Splitterdämmerung 4: Schleierfall

Hinter dem Schleier locken oronische Verschwörungen im Reiche Aranien, und es mehren sich die Zeichen, dass die vernichtet geglaubte Mhoguli Dimiona doch irgendwie überlebt hat und nun gefährliche Pläne verfolgt. Die Helden werden durch deren Mutter, die Mondsilbersultana Sybia al’Nabab, gebeten, diesen Umtrieben auf die Schliche zu kommen, ihre Tochter zu entlarven und dingfest zu machen. Die Suche führt sie durch ganz Aranien, denn es zeigt sich, dass noch jemand anders in die Vorgänge verwickelt ist, der noch düstere Pläne verfolgt.

von Ansgar Imme

Mit „Schleierfall“ ist der vierte Band der sogenannten „Splitterdämmerung“ erschienen. Diese ist Teil einer Kampagne, die in verschiedenen voneinander weitestgehend unabhängigen Abenteuern der Entwicklung der Schwarzen Lande und den Splittern der Dämonenkrone verfolgt. Die Helden können die Splitter den Heptarchen entreißen, die als Nachfolger des mächtigen Magiers Borbarad ihre Herrschaft installiert hatten. Die „Splitterdämmerung“ schließt somit den Kreis der vor etwa 20 Jahren begonnenen „Borbarad“-Kampagne, die das Universum des Rollenspiels „Das Schwarze Auge“ umgekrempelt hatte. „Schleierfall“ ist dabei die Fortsetzung des Bandes „Schleiertanz“ und mit diesem eng verbunden, kann aber auch allein gespielt werden.

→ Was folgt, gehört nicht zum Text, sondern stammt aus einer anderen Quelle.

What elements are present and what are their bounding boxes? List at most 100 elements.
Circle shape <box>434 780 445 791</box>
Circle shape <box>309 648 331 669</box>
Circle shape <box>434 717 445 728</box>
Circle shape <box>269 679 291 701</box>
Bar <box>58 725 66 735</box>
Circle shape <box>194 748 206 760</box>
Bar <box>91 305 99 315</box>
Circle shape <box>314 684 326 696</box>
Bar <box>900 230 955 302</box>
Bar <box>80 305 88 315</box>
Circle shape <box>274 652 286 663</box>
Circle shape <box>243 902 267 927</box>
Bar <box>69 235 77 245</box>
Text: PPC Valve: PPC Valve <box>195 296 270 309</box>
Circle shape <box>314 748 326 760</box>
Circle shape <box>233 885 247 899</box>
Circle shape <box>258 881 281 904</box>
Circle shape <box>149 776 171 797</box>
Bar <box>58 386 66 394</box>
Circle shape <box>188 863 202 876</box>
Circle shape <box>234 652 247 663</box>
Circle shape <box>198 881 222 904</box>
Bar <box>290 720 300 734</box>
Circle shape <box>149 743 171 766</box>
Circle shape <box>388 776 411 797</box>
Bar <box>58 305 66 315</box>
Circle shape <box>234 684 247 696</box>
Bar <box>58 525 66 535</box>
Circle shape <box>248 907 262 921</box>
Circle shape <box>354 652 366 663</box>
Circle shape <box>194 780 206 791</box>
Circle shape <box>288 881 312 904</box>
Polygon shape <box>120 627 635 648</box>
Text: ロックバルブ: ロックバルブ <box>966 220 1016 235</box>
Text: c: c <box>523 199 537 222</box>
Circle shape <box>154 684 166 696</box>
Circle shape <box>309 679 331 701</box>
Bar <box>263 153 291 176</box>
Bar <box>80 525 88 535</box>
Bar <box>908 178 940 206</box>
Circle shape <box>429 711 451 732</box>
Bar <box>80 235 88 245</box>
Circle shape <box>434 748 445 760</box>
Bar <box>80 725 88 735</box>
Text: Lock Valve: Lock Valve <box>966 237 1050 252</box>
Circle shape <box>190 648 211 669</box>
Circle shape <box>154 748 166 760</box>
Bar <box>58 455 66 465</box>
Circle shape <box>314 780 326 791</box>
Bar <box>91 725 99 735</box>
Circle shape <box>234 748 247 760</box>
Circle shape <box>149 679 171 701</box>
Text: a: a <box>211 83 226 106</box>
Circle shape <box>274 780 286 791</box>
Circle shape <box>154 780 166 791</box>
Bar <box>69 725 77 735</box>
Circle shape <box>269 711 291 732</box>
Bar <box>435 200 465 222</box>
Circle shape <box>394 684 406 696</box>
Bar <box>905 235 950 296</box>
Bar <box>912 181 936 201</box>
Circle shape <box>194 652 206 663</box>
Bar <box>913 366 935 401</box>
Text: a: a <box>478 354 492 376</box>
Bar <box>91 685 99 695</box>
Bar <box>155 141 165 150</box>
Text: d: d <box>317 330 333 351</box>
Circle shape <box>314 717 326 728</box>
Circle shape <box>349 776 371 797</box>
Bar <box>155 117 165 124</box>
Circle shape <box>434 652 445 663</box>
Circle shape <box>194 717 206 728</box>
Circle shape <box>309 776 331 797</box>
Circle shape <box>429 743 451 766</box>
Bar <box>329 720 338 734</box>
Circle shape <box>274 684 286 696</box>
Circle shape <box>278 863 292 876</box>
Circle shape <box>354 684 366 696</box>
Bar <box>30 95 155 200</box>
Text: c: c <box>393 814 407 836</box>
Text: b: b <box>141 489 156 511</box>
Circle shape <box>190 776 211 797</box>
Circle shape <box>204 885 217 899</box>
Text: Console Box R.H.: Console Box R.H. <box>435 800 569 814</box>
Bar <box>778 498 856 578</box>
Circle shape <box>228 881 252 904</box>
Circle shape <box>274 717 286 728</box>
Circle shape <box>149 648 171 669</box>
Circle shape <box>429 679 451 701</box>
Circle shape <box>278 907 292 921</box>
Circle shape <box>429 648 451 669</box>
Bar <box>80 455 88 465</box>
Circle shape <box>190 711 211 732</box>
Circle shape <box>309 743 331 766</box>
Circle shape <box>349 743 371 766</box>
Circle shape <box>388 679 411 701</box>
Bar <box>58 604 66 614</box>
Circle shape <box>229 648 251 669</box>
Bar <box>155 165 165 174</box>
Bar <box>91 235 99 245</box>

Der Autor Alexander Spohr ist Teil der „DAS“-Redaktion des Ulisses Verlags und aktueller Verantwortlicher für die Umstellung und Entwicklung der neuen Regeledition „DSA5“. Er hat zudem an verschiedenen Regelwerken und Themenbänden zu den beiden „DAS“-Kontinenten „Aventurien“ und „Myranor“ mitgearbeitet und einige Anthologie-Abenteuer geschrieben. Sein Co-Autor von „Schleiertanz“ – Marc Jenneßen – war dieses Mal nicht am Abenteuer beteiligt.

Handlungsüberblick

Mit fast 180 Seiten bringt „Schleierfall“ ordentlich Gewicht auf die Waage. Im Gegensatz zum Vorgänger „Schleiertanz“ ist hier der rote Faden des Abenteuers wesentlich enger gesteckt. Es gibt klare Kapitelvorgaben, die sich auch in der Bezeichnung niederschlagen („Der erste Schleier“, „Der zweite Schleier“ bis „Unverschleiert“). Zwar ist es auch hier möglich, Teile zu variieren oder in anderer Reihenfolge ablaufen zu lassen, dies erfordert aber einiges an Arbeit für den Spielleiter.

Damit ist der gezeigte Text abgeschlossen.